Work availability requirement
First, the judge struck down the limitation that employees may not use COVID-19 leave under the FFCRA if their employers do not have work for them. Basically, if an employer shuts down due to COVID-19 quarantine, government order, or lack of business, an otherwise qualifying employee cannot use FFCRA leave.
Restrictions on healthcare workers
The DOL applied the statutory exclusion for “health care providers” to any employee of a healthcare business. The judge limited the health care provider exclusion to those health care workers providing health care services to patients–not ancillary workers at health care businesses (e.g., cafeteria workers, office workers, etc.). It is unclear, however, how broadly that exemption can be interpreted.
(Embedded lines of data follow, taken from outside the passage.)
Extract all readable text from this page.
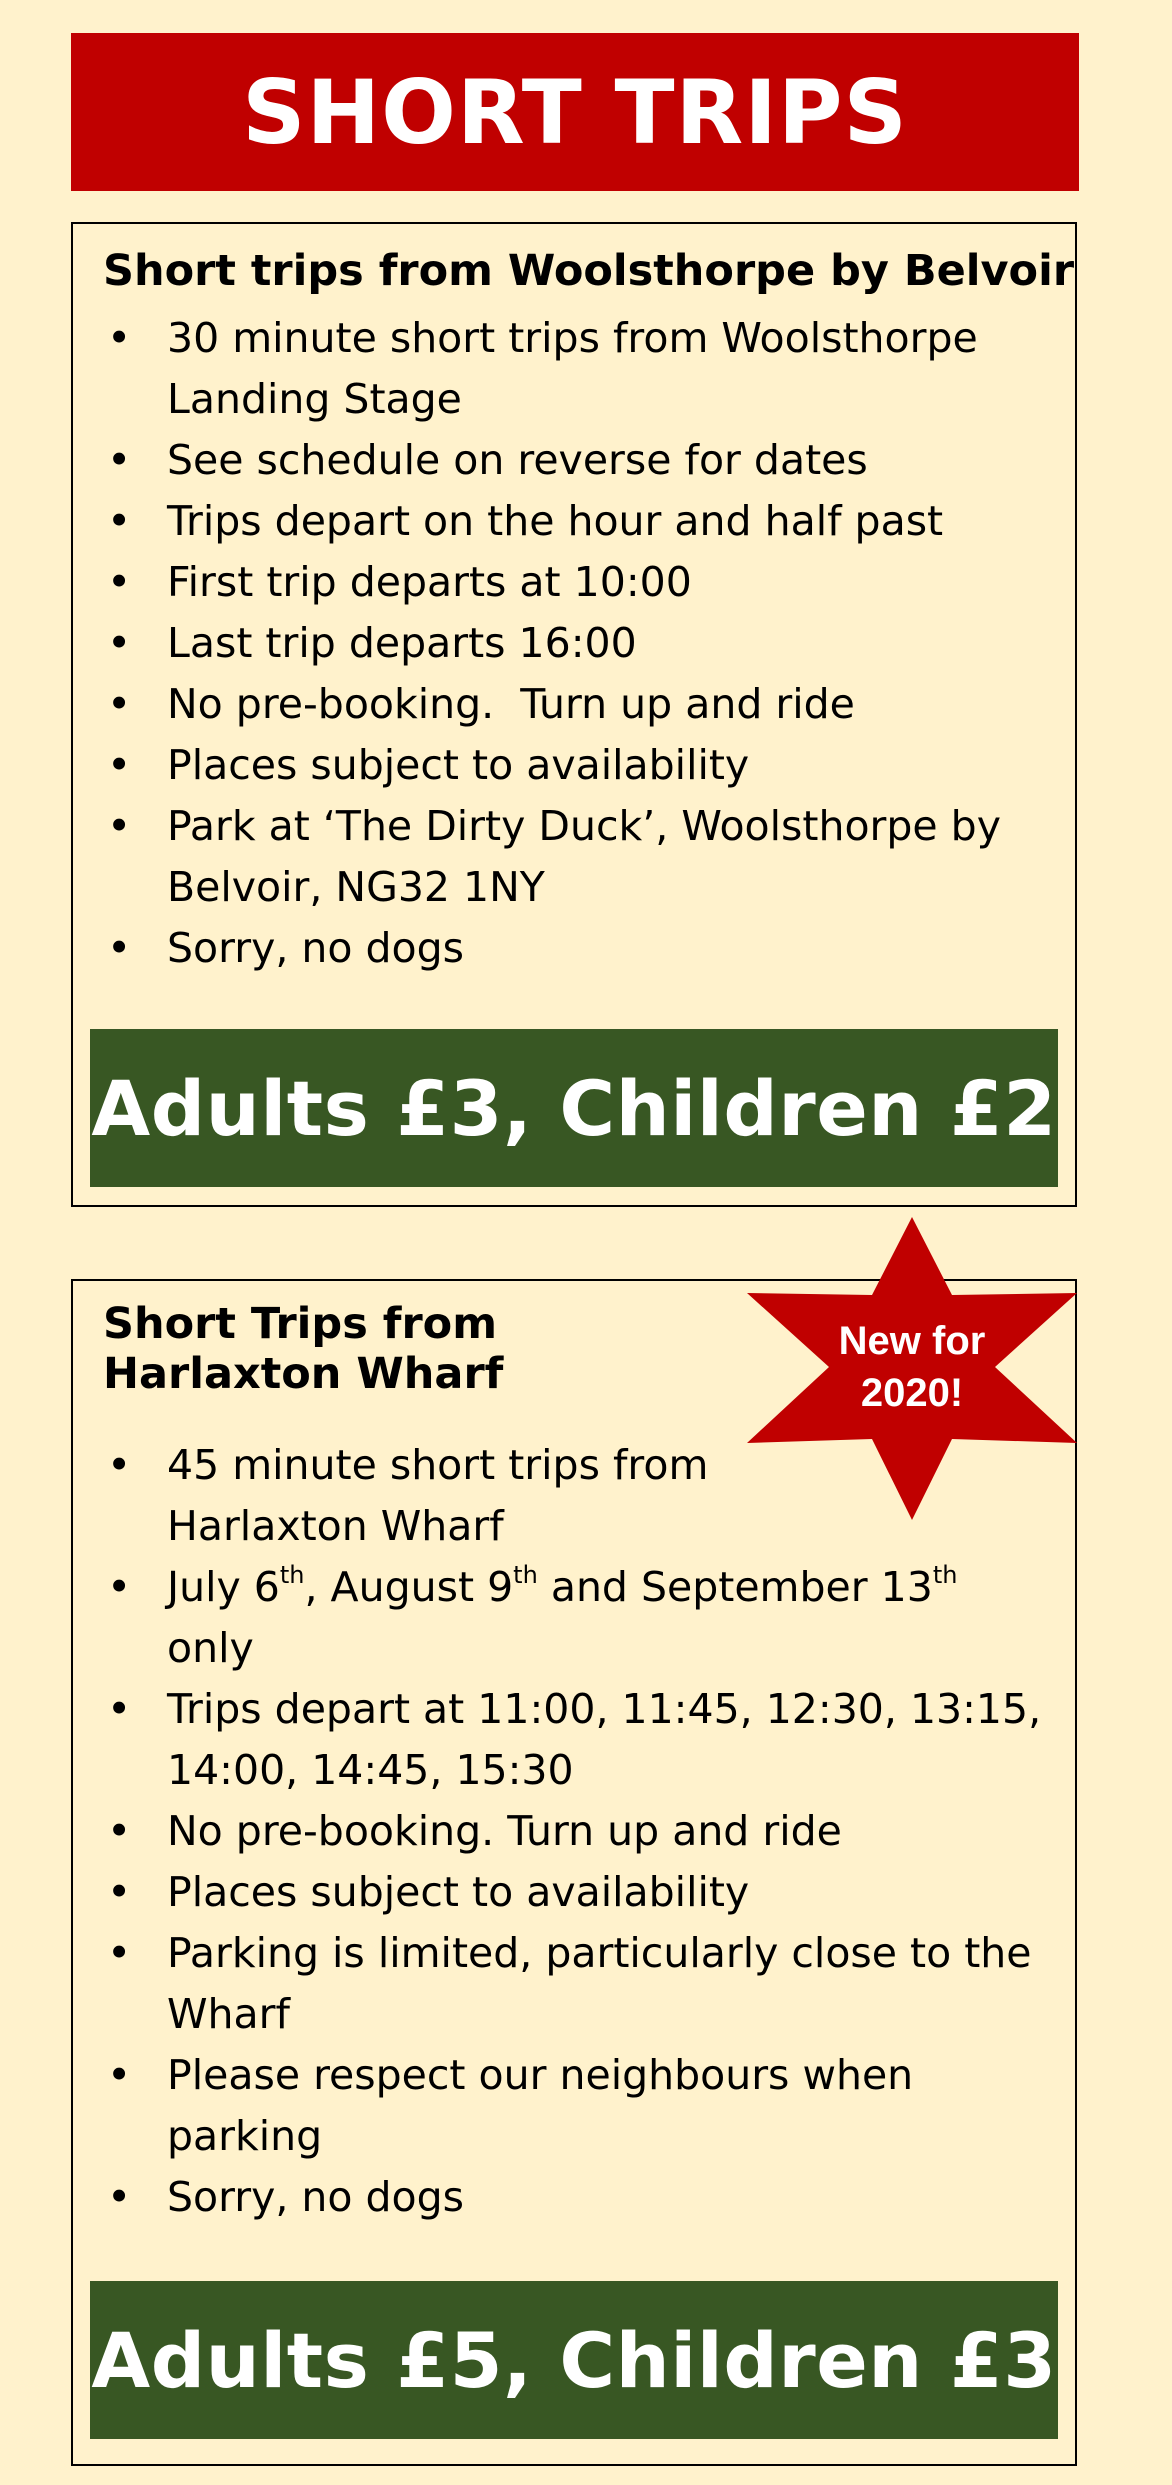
SHORT TRIPS
Short trips from Woolsthorpe by Belvoir
• 30 minute short trips from Woolsthorpe Landing Stage
• See schedule on reverse for dates
• Trips depart on the hour and half past
• First trip departs at 10:00
• Last trip departs 16:00
• No pre-booking.  Turn up and ride
• Places subject to availability
• Park at ‘The Dirty Duck’, Woolsthorpe by Belvoir, NG32 1NY
• Sorry, no dogs
Adults £3, Children £2
Short Trips from Harlaxton Wharf
• 45 minute short trips from Harlaxton Wharf
• July 6th, August 9th and September 13th
only
• Trips depart at 11:00, 11:45, 12:30, 13:15, 14:00, 14:45, 15:30
• No pre-booking. Turn up and ride
• Places subject to availability
• Parking is limited, particularly close to the Wharf
• Please respect our neighbours when parking
• Sorry, no dogs
Adults £5, Children £3
New for 2020!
Intermittent leave restrictions
The DOL rules allow intermittent COVID-19 paid sick and family leave only if the employer agrees to it and only if the intermittent leave would not risk the spread of COVID-19 to other employees. The court struck down the employer consent requirement but kept the restrictions on intermittent leave where virus spread is a concern–suspected infection, quarantine of the employee or a family member, or illness of the employee or a family member. As it stands, intermittent leave is available only for unavailable child care or school closures–now, without employer consent.
The judge struck down the requirement to provide documentation of the reason for leave, the duration of leave, and the authority ordering isolation or quarantine before taking leave. It appears that the employer can still require documentation–but not as a condition before taking the leave.